Certainly, there are the classic picture books like Heather Has Two Mommies, Asha's Mums, or Daddy's Roommate. (Here are some more picture books on amazon that are apparantly "beyond" Heather Has Two Mommies.)

But what about MG and chapter books - books that don't make central the "issue" of gay or lesbian parenting, but simply represent diverse couples and a variety of families? Like my taste in what's called 'multicultural' kidlit, I tend to prefer books that don't follow that earnest yet ultimately marginalizing Lifetime Movie of the Week type pattern (the very special gay/of color/disabled episode), but books that simply incorporate gay/of color characters doing regular (or not regular) things.

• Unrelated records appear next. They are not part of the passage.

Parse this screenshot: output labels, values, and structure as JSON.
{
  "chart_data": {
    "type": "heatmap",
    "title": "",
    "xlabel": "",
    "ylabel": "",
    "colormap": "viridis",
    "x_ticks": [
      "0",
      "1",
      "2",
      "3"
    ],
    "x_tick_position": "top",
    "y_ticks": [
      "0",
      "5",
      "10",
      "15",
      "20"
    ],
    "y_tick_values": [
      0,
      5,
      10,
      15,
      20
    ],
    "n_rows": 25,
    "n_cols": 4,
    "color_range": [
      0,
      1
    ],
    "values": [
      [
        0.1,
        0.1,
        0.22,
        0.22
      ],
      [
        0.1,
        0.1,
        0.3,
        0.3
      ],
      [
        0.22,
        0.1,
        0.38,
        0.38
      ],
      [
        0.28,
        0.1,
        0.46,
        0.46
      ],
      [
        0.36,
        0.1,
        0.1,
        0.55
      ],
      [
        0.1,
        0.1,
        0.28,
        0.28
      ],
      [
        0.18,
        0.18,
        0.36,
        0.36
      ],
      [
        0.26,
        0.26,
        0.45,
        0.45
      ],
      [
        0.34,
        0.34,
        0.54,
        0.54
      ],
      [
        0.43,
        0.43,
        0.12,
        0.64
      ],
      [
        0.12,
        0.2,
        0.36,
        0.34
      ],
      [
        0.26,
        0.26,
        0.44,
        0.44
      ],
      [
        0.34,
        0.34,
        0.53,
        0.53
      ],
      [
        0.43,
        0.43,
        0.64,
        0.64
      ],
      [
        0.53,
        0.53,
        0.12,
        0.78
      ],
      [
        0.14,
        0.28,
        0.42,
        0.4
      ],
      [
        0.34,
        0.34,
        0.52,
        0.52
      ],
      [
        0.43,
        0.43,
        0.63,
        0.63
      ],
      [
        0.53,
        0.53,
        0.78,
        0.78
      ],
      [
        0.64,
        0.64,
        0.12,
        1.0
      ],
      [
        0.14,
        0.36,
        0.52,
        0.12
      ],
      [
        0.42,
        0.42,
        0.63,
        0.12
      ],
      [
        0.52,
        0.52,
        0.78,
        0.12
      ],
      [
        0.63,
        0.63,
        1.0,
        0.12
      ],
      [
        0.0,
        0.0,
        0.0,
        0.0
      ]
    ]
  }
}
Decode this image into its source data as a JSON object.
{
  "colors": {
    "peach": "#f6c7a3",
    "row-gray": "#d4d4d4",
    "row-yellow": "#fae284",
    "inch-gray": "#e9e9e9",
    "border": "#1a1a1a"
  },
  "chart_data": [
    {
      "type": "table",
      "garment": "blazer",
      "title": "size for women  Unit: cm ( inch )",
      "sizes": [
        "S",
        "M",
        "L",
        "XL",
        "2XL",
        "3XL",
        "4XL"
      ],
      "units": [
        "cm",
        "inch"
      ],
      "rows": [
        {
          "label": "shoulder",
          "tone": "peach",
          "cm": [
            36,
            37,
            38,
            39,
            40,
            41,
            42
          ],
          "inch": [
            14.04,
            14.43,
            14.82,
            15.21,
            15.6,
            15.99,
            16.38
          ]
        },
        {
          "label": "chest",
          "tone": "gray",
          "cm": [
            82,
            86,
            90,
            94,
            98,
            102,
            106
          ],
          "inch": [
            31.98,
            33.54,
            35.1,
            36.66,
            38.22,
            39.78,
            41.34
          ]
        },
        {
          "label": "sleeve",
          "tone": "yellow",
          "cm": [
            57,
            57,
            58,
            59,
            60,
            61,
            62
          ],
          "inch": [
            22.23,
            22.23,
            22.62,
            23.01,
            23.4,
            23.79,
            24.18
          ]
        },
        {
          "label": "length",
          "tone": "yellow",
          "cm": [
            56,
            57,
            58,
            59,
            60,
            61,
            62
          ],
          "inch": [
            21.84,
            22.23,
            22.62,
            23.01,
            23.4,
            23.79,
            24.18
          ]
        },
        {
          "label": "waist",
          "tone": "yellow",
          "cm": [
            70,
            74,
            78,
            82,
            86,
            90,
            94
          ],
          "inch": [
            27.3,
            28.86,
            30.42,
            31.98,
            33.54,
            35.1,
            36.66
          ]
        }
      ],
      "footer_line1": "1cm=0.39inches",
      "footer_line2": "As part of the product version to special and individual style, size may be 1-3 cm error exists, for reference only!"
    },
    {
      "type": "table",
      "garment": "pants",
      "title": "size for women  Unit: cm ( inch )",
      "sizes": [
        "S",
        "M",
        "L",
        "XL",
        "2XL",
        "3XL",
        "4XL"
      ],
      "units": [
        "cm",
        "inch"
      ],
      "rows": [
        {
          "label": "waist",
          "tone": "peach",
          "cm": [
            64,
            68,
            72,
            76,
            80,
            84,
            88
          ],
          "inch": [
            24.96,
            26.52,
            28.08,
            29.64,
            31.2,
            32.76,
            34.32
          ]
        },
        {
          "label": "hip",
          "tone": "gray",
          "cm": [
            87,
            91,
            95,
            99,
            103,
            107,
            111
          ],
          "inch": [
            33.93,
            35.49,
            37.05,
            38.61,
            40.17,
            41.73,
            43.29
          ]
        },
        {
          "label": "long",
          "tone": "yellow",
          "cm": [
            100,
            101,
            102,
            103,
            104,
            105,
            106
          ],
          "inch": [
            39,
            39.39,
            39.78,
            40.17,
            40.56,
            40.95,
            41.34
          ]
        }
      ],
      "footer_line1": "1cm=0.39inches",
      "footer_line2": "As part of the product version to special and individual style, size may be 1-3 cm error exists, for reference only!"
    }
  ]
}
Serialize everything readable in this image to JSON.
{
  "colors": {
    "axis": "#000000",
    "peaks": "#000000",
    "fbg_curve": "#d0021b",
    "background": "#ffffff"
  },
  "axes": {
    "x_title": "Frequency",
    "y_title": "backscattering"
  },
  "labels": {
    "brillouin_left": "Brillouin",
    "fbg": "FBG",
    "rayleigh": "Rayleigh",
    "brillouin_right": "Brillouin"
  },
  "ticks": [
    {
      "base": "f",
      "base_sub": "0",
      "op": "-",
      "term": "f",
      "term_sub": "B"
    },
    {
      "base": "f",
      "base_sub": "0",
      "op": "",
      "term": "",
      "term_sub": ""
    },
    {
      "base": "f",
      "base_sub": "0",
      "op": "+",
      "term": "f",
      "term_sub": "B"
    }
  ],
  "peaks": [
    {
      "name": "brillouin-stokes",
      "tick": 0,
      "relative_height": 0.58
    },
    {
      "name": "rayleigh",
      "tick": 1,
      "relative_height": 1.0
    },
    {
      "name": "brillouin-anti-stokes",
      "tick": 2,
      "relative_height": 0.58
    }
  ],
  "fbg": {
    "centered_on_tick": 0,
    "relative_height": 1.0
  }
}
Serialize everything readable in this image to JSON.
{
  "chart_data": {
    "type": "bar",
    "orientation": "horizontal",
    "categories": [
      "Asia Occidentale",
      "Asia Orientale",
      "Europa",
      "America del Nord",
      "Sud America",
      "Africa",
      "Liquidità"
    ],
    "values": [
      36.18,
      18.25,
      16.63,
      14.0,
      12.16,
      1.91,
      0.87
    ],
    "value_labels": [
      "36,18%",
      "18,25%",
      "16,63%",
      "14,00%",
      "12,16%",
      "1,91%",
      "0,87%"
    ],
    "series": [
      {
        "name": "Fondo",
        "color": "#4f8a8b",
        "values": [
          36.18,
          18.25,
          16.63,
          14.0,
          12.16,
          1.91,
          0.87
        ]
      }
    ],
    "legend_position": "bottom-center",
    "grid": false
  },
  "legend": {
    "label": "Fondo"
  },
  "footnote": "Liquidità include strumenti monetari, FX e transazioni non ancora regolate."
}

Just like everyone else.

In the world of YA books, there is of course the fabulous work of David Levithan, or Patrick Ryan, exploring the lives of teenagers who happen to be, among other things, gay. In fact, one of the reasons Will Grayson, Will Grayson is one of my favorite all time books is because it's both incredibly witty, smart, and funny and inclusive in its portrayals of kids of all sexualities - without necessarily being ABOUT how inclusive it is.

I watched the (grownup) film The Kids Are All Right last night, and if mainstream Hollywood films are markers of cultural change, certainly the film represents the a type of lesbian family that exists in this country. Although smartly written and acted, it did frustrate me in that it was still 'about' something called 'the lesbian family' and about this weird heteronormative plot conflict (the role of the suddenly appearing sperm donor father-not-father... REALLY? I kept asking myself.), rather than a film in which kids of two moms go on, oh, I don't know, dragon slaying cross country adventures.

(In fact, here's a link to a really great video that was in part a response to those excluded by the "It Gets Better Project" called {This} is Re-Teaching Gender and Sexuality. In it, one of the young people says - paraphrased - "I don't want my community to be just all right, I want us to be thriving!")

So I'm asking for advice from all of you - to make a list of great MG or chapter books incorporating smart portrayals of kids who happen to be from gay or lesbian families. 

I think for kids to be all right, they've got to see representations of a world that is both all and right. All of our kids represented, and all the beautiful variations of what is right.